Dissolving Views: A few of the circular disks have as an underlayer a second coloured lithograph of an entirely different scene. In one example an image of the Eglise de Nicholai dissolves into an image of a statue of Pierre le Grande rearing up on his horse (figure 69120.3). To achieve this effect the user must open the back flap and completely shut the front one to extinguish the first image. 'Dissolving views' of this kind can be dated to as early as 1840 with Spooner’s 'Protean View' No. 28 which transitions, when back-illuminated, from an image of the Thames Tunnel to one of the Coronation Procession (Brunel Museum, #LDBRU:2008.02(a)).

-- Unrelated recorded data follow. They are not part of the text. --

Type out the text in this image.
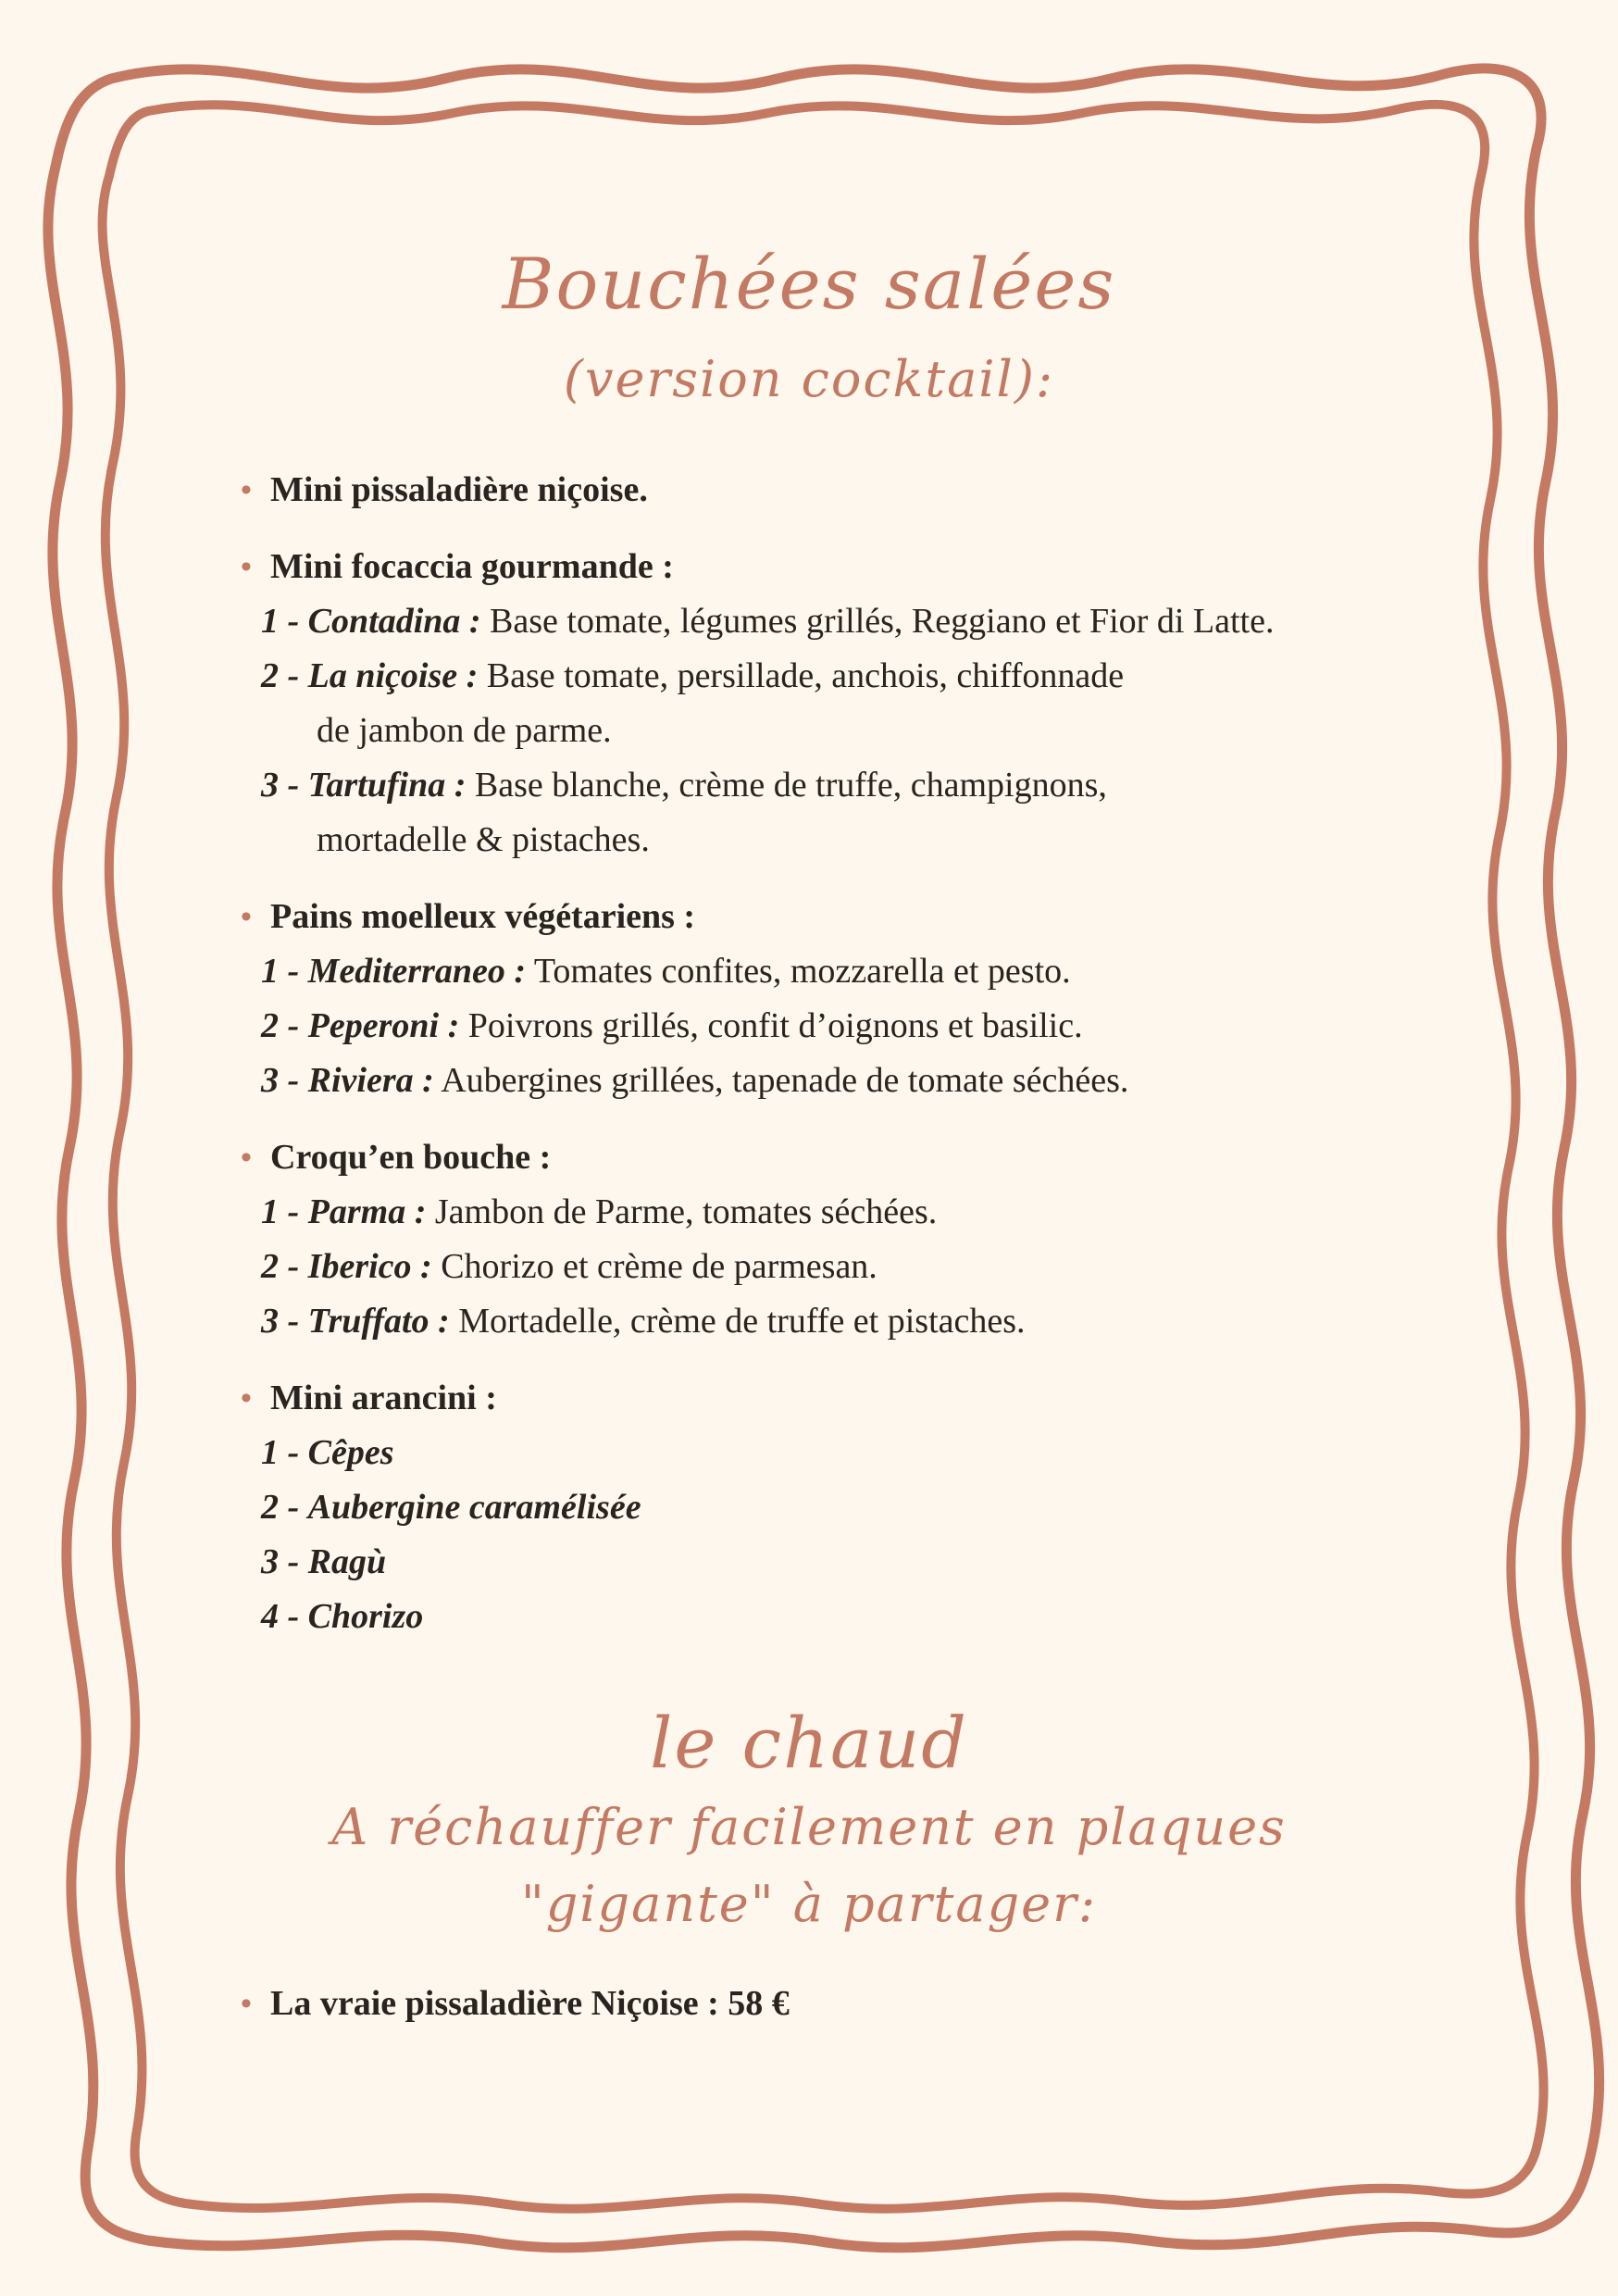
Bouchées salées
(version cocktail):
• Mini pissaladière niçoise.
• Mini focaccia gourmande :
1 - Contadina : Base tomate, légumes grillés, Reggiano et Fior di Latte.
2 - La niçoise : Base tomate, persillade, anchois, chiffonnade
de jambon de parme.
3 - Tartufina : Base blanche, crème de truffe, champignons,
mortadelle & pistaches.
• Pains moelleux végétariens :
1 - Mediterraneo : Tomates confites, mozzarella et pesto.
2 - Peperoni : Poivrons grillés, confit d’oignons et basilic.
3 - Riviera : Aubergines grillées, tapenade de tomate séchées.
• Croqu’en bouche :
1 - Parma : Jambon de Parme, tomates séchées.
2 - Iberico : Chorizo et crème de parmesan.
3 - Truffato : Mortadelle, crème de truffe et pistaches.
• Mini arancini :
1 - Cêpes
2 - Aubergine caramélisée
3 - Ragù
4 - Chorizo
le chaud
A réchauffer facilement en plaques
"gigante" à partager:
• La vraie pissaladière Niçoise : 58 €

The Audience for the Lorgnette Pittoresque:

Lefort appears to have intended his dioramic viewers primarily for children. We know that the lorgnette pittoresque was used in the school for girls at the Ursuline convent in Quebec, Canada. It might have been seen as a way to enliven geography lessons. The lorgnette did provide illustrations of some of the great monuments of European cities – sometimes with purely fanciful embellishments like flames bursting from windows.

 

A notice of a society soireé in 1854 shows that adults too could take pleasure in these miniature dioramas. An 'incendie' like that in figure 69120.2 was met with 'cries of alarm.' The lorgnette pittoresque which 'M. Lefort [has] managed to make as small as a pair of opera glasses' was recommended to the assembled women as a secret, private pleasure in public: 'During the lengthy recitatives of our great opera singers, you can sneak away to Switzerland, Germany, or Saint-Petersburg, right in the middle of the Stemboch arcade, which is gaslit like every arcade in Paris.'[3]

Note on Dates:

The Cinémathèque française attributes the lorgnette pittoresque to Pierre Henri Amand Lefort and gives it a date sometime after 1849 when Lefort submitted his patent for the polyorama panoptique (Bill Douglas #EXBD-69055). However, as early as 1848, and probably as early as 1846, Lefort had been making 'dioramas of all dimensions' and 'lorgnettes-dioramas.'[4] The latter could well refer to the lorgnette pittoresque. The only new thing in the 1849 patent is the bellows that allowed for adjustments of the distance between lens and image that he used exclusively in the polyorama panoptique. By 1849 all of the other 'dioramic' features – front and back lighting by means of flaps; layered images including piercings; underlayers with hidden colours, shading, additional figures and alternate images – had already been developed by others.

 

Variants: There is a beautifully decorated lorgnette pittoresque with Chinese motifs in the François Binétruy collection. Construction details mark it as from the Lefort workshop. We might say that it is a colour variant of the same "species" of optical machine. This would also have been a more expensive variant perhaps carrying more prestige.


Footnotes:

[*] I would like to thank the Bill Douglas Museum for a stipend that supported my research there and the staff of the museum for their generous assistance..

 

[1] This GIF is based on a video of the actual device filmed through its rather dirty lens..

 

[2] This GIF is an animated simulation not done within the lorgnette pittoresque.

 

[3] Pellerin, Denis. 'Henri Lefort: The Ultimate Entertainer.' The Stereoscopy Blog. (2022). Accessed June 7, 2025. https://stereoscopy.blog/2022/06/21/exclusive-free-online-publication-henri-lefort-the-ultimate-entertainer/, 20..

 

[4] Lefort's dated letterhead reproduced in Pellerin, 'Henri Lefort.'.